Teacher unions ask for halt on state-issued grades for schools
Responding to complaints about Common Core, state Superintendent of Education John White proposed changes on teacher evaluations, public school letter grades and promotion policies Thursday during Louisiana’s move to more rigorous academic standards.
Education leaders complimented parts of the plan, including some officials who have been sharply critical of previous state plans.
However, the presidents of two teacher unions and the Louisiana School Boards Association said it should include a temporary halt on the state issuing grades for public schools.
The proposal faces a key vote next month, and likely approval, at the state Board of Elementary and Secondary Education, which is dominated by allies of White and Gov. Bobby Jindal.
All the changes deal with Common Core State standards, which have sparked heated public hearings, angry letters and threats of legislative action in recent weeks.
The changes mean that:
- Public schools will be graded on a curve during the transition to guard against any major drops, which means the same overall number of schools will be rated A, B, C, D and F in 2013, 2014 and 2015.
- The state will not evaluate teachers based on the growth of student achievement — called value added — for 2014 and 2015 but instead rely on other data.

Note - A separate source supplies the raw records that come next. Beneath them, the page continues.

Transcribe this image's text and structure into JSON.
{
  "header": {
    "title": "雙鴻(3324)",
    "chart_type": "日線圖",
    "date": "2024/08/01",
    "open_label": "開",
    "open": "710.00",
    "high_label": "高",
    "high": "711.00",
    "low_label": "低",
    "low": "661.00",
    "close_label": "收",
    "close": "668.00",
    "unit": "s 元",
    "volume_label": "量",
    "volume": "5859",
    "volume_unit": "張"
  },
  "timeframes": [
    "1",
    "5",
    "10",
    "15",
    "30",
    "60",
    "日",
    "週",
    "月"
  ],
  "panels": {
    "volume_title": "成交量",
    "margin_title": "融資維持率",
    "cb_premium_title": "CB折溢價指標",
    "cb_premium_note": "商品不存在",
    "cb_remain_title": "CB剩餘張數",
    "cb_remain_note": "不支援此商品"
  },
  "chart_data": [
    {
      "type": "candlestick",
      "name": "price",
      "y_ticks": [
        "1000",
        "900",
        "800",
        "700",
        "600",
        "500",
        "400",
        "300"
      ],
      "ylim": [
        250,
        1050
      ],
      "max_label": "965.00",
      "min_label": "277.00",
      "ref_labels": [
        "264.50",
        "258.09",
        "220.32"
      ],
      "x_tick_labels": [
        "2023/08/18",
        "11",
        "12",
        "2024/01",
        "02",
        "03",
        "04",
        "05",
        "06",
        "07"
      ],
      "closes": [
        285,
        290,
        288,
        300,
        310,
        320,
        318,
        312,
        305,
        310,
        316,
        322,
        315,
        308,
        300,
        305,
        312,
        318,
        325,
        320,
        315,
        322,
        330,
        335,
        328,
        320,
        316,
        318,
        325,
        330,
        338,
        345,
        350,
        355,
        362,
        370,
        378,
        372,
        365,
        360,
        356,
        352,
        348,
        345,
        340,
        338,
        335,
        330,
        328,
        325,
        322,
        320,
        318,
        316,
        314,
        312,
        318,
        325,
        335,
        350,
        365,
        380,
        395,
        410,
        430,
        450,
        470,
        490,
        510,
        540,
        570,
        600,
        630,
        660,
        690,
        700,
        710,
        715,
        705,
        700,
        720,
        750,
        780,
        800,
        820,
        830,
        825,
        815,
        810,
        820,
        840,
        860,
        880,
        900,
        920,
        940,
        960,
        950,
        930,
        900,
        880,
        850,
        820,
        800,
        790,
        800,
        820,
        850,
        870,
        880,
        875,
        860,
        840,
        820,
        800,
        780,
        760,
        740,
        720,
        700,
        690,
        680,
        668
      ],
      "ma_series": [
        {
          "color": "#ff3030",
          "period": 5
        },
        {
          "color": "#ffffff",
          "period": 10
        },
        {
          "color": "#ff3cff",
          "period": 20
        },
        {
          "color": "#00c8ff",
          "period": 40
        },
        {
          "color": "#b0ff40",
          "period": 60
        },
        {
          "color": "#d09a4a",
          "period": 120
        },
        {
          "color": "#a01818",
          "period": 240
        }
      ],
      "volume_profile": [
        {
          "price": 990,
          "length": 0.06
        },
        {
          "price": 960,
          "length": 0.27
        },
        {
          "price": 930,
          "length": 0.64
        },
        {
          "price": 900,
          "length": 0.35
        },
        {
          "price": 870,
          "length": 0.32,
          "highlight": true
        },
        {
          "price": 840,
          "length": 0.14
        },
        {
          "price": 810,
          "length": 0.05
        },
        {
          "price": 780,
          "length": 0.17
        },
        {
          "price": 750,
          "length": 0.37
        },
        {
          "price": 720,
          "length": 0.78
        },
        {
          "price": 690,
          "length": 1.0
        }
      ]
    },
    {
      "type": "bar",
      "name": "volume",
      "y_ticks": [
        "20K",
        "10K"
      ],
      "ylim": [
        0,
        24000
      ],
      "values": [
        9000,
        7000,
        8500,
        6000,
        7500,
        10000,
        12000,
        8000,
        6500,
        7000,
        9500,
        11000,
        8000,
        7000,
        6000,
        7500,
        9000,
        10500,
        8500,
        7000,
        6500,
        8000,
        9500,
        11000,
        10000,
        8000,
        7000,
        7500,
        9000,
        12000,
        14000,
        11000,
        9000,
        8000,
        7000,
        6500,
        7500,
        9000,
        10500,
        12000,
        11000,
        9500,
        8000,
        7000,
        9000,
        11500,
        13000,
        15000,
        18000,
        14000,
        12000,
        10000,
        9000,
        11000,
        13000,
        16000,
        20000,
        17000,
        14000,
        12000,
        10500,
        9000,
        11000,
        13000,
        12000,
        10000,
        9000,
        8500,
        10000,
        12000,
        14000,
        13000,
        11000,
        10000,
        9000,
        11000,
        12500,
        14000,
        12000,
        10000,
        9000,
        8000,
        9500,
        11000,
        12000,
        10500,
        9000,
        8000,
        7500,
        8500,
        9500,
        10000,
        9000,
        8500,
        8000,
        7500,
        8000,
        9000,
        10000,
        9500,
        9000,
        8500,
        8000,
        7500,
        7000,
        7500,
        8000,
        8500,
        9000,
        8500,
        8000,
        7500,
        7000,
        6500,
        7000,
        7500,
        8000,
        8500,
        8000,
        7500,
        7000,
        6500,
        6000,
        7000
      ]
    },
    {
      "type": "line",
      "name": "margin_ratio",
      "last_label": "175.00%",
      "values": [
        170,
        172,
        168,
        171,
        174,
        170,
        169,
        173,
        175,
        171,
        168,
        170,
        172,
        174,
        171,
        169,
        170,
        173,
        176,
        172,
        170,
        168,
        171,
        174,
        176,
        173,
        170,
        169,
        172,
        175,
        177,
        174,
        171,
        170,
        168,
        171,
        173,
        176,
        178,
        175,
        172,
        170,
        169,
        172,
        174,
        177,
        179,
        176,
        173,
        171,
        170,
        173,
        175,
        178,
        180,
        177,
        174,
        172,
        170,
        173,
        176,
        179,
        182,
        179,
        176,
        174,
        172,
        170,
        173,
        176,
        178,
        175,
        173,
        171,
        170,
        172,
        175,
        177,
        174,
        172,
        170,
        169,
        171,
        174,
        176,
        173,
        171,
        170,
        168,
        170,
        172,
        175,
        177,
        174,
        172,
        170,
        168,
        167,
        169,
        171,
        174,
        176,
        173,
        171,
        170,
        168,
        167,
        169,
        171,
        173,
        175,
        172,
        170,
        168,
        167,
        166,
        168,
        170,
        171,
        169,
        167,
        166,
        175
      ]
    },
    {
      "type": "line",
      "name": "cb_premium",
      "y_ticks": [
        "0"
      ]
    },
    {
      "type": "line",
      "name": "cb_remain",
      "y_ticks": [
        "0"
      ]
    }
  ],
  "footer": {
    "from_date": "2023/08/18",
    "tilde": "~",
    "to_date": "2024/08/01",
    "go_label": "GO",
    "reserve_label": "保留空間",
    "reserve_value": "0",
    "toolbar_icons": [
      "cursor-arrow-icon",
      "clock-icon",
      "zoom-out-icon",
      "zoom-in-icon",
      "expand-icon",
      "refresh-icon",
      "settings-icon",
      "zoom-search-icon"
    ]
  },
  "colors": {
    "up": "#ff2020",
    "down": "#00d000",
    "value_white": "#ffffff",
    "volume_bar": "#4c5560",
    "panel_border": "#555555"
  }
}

- The new tests in 2015 will apply to students in grades 3-8, not high school students.
- Fourth-graders will be required to earn a certain score for promotion, as they have in the past, but local districts would be able to grant promotion waivers to move to the fifth-grade if they believe the student is prepared in 2014 and 2015.
Also, rather than retaining eighth-graders who cannot pass a high-stakes test, those students will move to high school as “transitional” ninth-graders and undergo remedial work.

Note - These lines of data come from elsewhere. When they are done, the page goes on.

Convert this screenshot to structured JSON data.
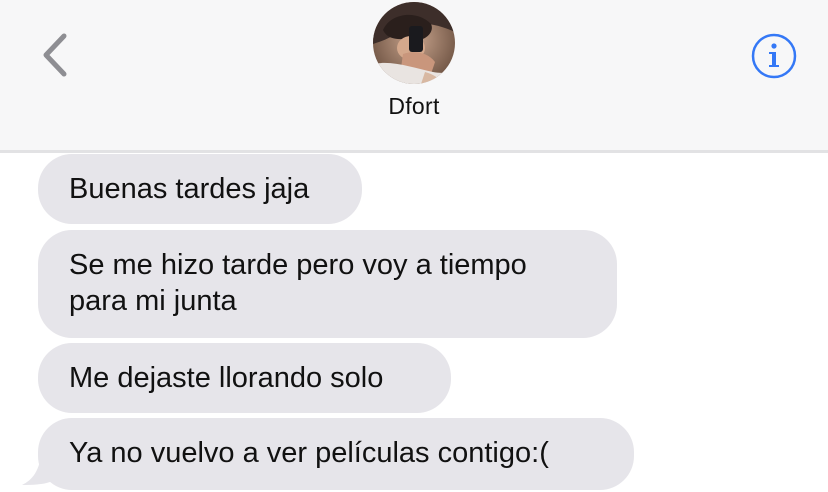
{
  "header": {
    "contact_name": "Dfort",
    "back_icon": "chevron-left-icon",
    "info_icon": "info-circle-icon",
    "accent_color": "#3478f6"
  },
  "messages": [
    {
      "sender": "contact",
      "text": "Buenas tardes jaja"
    },
    {
      "sender": "contact",
      "text": "Se me hizo tarde pero voy a tiempo para mi junta"
    },
    {
      "sender": "contact",
      "text": "Me dejaste llorando solo"
    },
    {
      "sender": "contact",
      "text": "Ya no vuelvo a ver películas contigo:("
    }
  ],
  "bubble_color": "#e6e5ea"
}
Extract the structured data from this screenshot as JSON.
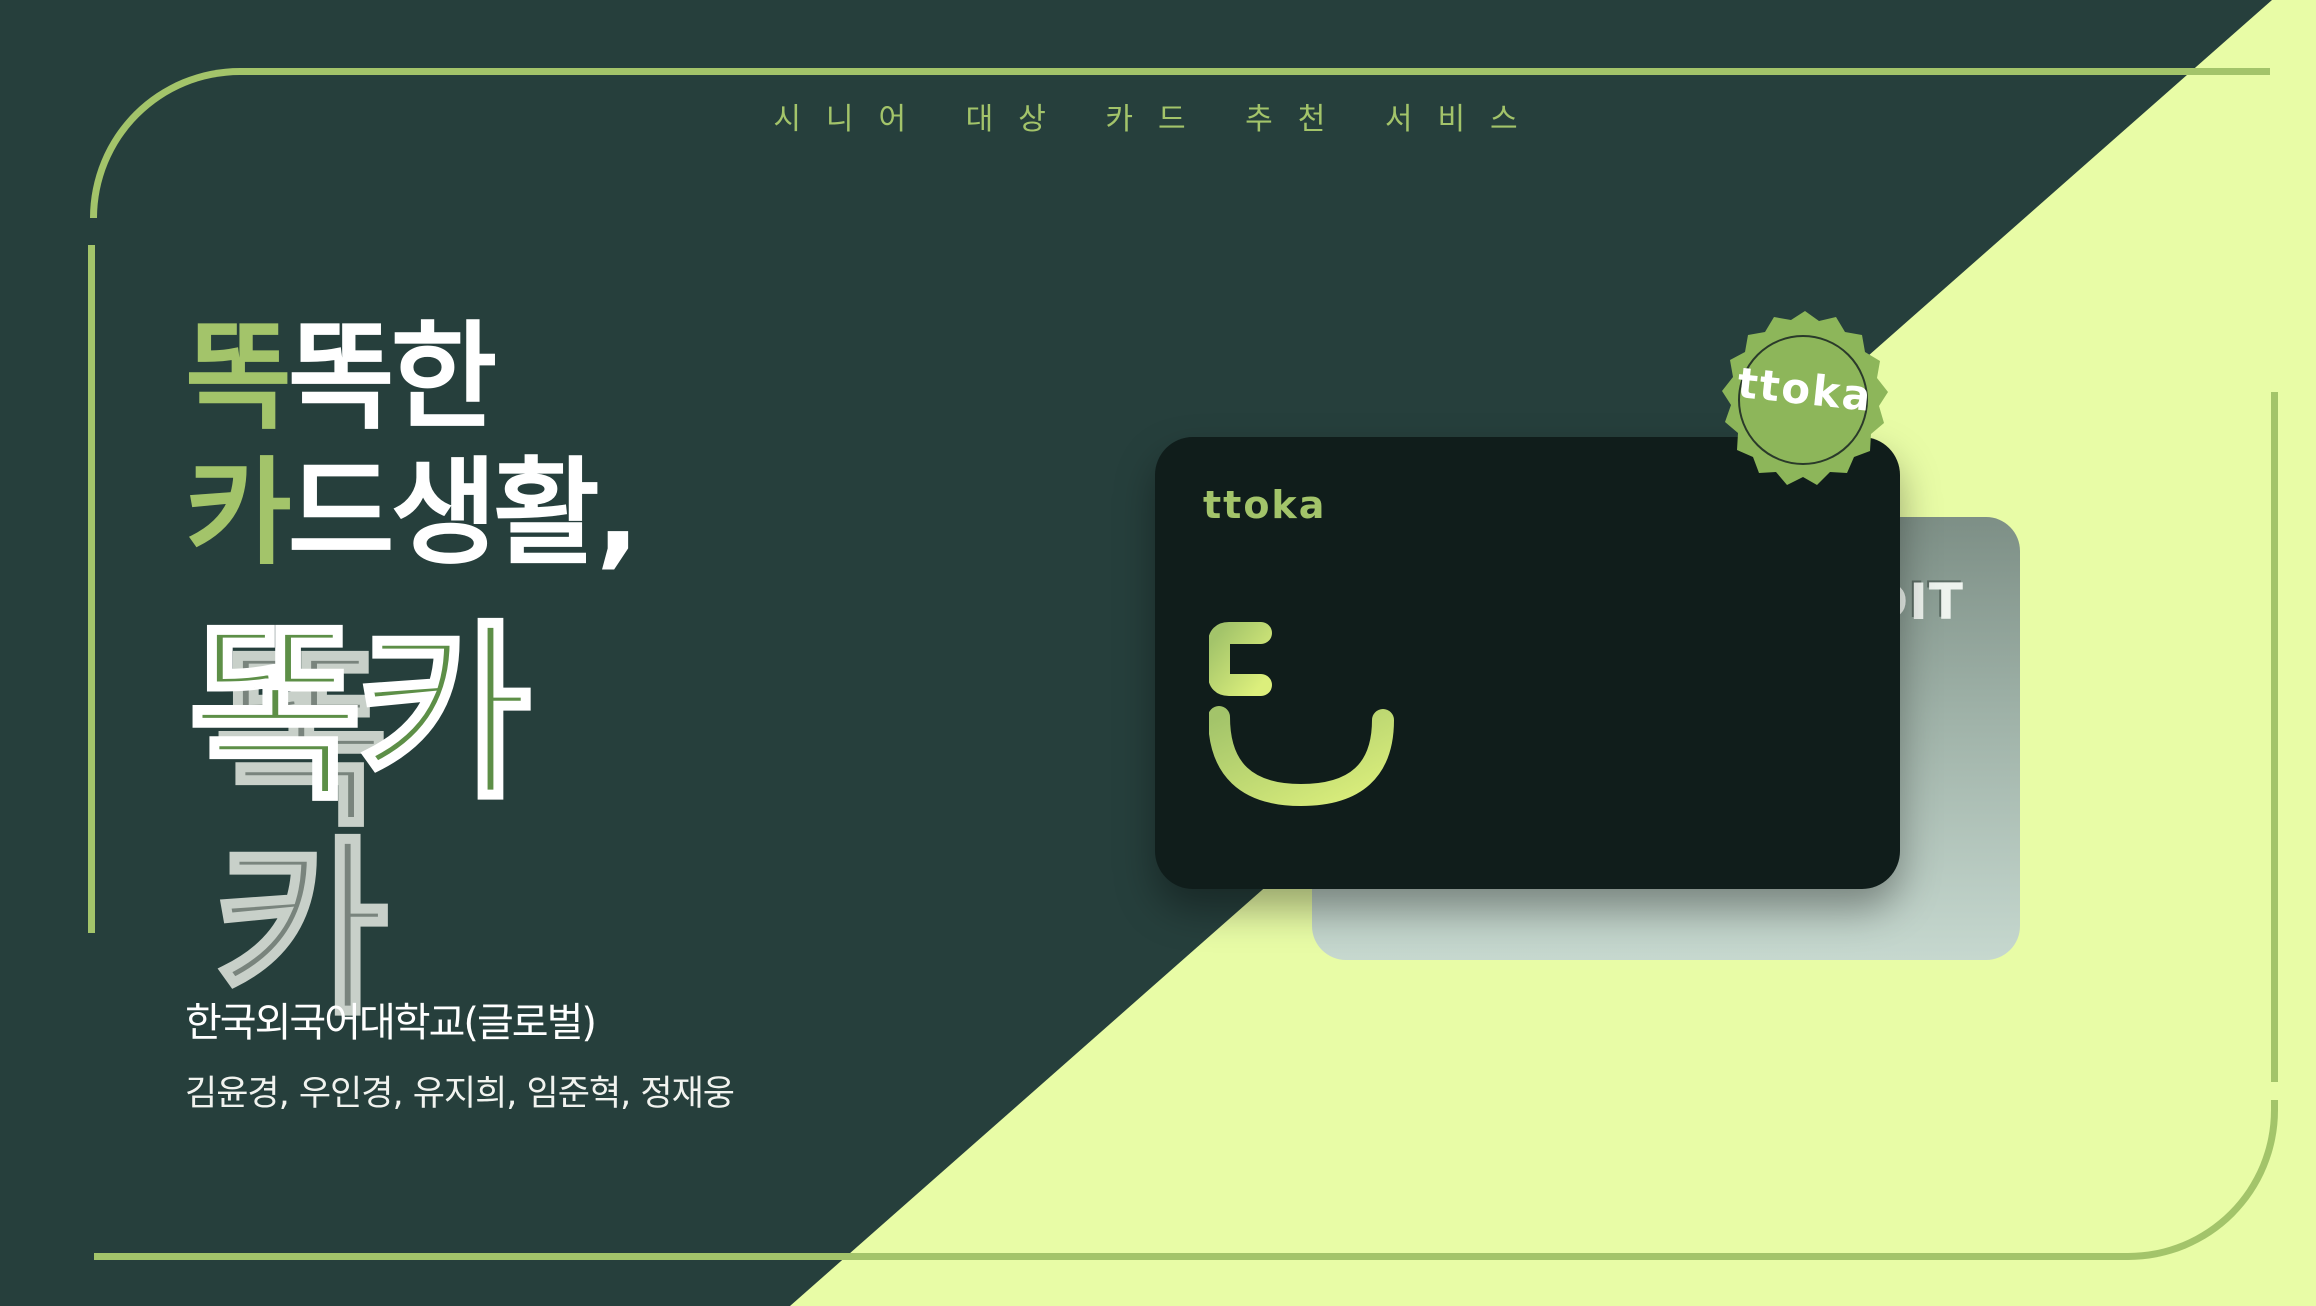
{
  "header": {
    "subtitle": "시니어 대상 카드 추천 서비스"
  },
  "hero": {
    "line1_accent": "똑",
    "line1_rest": "똑한",
    "line2_accent": "카",
    "line2_rest": "드생활,",
    "brand_name": "똑카"
  },
  "credits": {
    "school": "한국외국어대학교(글로벌)",
    "members": "김윤경, 우인경, 유지희, 임준혁, 정재웅"
  },
  "cards": {
    "front_brand": "ttoka",
    "back_text": "DIT",
    "seal_text": "ttoka"
  },
  "colors": {
    "dark_green": "#263f3c",
    "lime": "#e8fca6",
    "accent": "#a3c46a",
    "brand_fill": "#5d8f47"
  },
  "icons": [
    "ttoka-logo-icon",
    "ttoka-seal-badge"
  ]
}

In another area, students in grades 3 and 4 will be allowed to take the national test with pencil and paper rather than a computer.
Students in grades 5-8 can get a one-year computer waiver for 2015 if schools can demonstrate a shortage.

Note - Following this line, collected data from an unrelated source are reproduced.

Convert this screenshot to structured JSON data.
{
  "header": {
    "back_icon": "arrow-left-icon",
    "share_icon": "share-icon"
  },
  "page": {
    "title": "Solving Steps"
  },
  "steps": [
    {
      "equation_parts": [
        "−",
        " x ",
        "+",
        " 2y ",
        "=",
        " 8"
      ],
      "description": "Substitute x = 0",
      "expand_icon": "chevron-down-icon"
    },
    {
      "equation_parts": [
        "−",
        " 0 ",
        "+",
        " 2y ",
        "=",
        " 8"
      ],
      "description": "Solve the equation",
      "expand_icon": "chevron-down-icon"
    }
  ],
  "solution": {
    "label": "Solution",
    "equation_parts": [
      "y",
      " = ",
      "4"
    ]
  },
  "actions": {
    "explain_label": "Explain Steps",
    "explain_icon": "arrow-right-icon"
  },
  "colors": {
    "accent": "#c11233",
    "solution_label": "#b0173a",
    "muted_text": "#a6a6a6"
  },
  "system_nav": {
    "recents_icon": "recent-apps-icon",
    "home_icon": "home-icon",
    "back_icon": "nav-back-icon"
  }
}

White said the goal is that, by 2025, A-rated public schools will consist of students where the average score is four out of five on key tests, called mastery, rather than today’s three out of five, known as basic.
He said that doing so will lift the state’s rate of adults with associate or bachelor’s degrees, which is now 28 percent.
All of the proposals unveiled on Thursday were a response to BESE’s requirement for an accountability plan during the overhaul.
The changes only affect how students and teachers are measured under Common Core, not the academic standards themselves.
Common Core has been adopted by 45 states.
Backers say the new standards will improve student achievement.
Opponents say they were adopted by the state school board in 2010 without enough public input and need to be delayed or scrapped.
The 2014 regular session begins on March 10, and Common Core is expected to be a key issue.
Steve Monaghan, president of the Louisiana Federation of Teachers, said the changes clearly stem from complaints on how Common Core was unfolding. “The noise was deafening,” Monaghan said.
Monaghan called some of the changes “a very positive step” but later urged White to back a suspension of state-issued letter grades for public schools during the overhaul.
Debbie Meaux, president of the Louisiana Association of Educators, also called for the letter-grade suspension, which she said is needed because students will be grappling with radically different tests.
Scott Richard, executive director of the Louisiana School Boards Association, said White’s proposal is a step in the right direction.
However, Richard said that issuing letter grades on a curve would be ill-advised. He said it would be better to have a temporary moratorium on the grades during the transition.
Brigitte Nieland, who follows public school issues for the Louisiana Association of Business and Industry, generally praised the proposal during a Thursday meeting of the School Accountability Commission, which reviewed the plan.
In a prepared statement, LABI President Stephen Waguespack, a former Jindal aide and ex-BESE member, said White deserved praise for listening to education stakeholders in coming up with the changes. He said it would allow the state to move forward on Common Core “while also allowing a grace period for students, parents and teachers to understand and implement more rigor in classrooms over the next two years.”
White, in a meeting with reporters, acknowledged that in his travels around the state one of the criticisms is that the new academic rules are being implemented too quickly.
Common Core classroom changes are being phased into public school classrooms. Students will take tests in the spring with what state officials call Common Core-like rigor before the new goals and national exams take full effect for the 2014-15 school year.
Critics have said it is unfair to require local schools districts to craft their own curriculum to meet the new standards.
White said the state will produce a Louisiana Curriculum Guidebook for English and math for students from kindergarten through 12th grade.
Patrice Pujol, president of the Louisiana Association of School Superintendents, praised the proposed changes in teacher reviews and the state assistance on curriculum.
However, Pujol said numerous superintendents still have concerns about the national test linked to the new standards.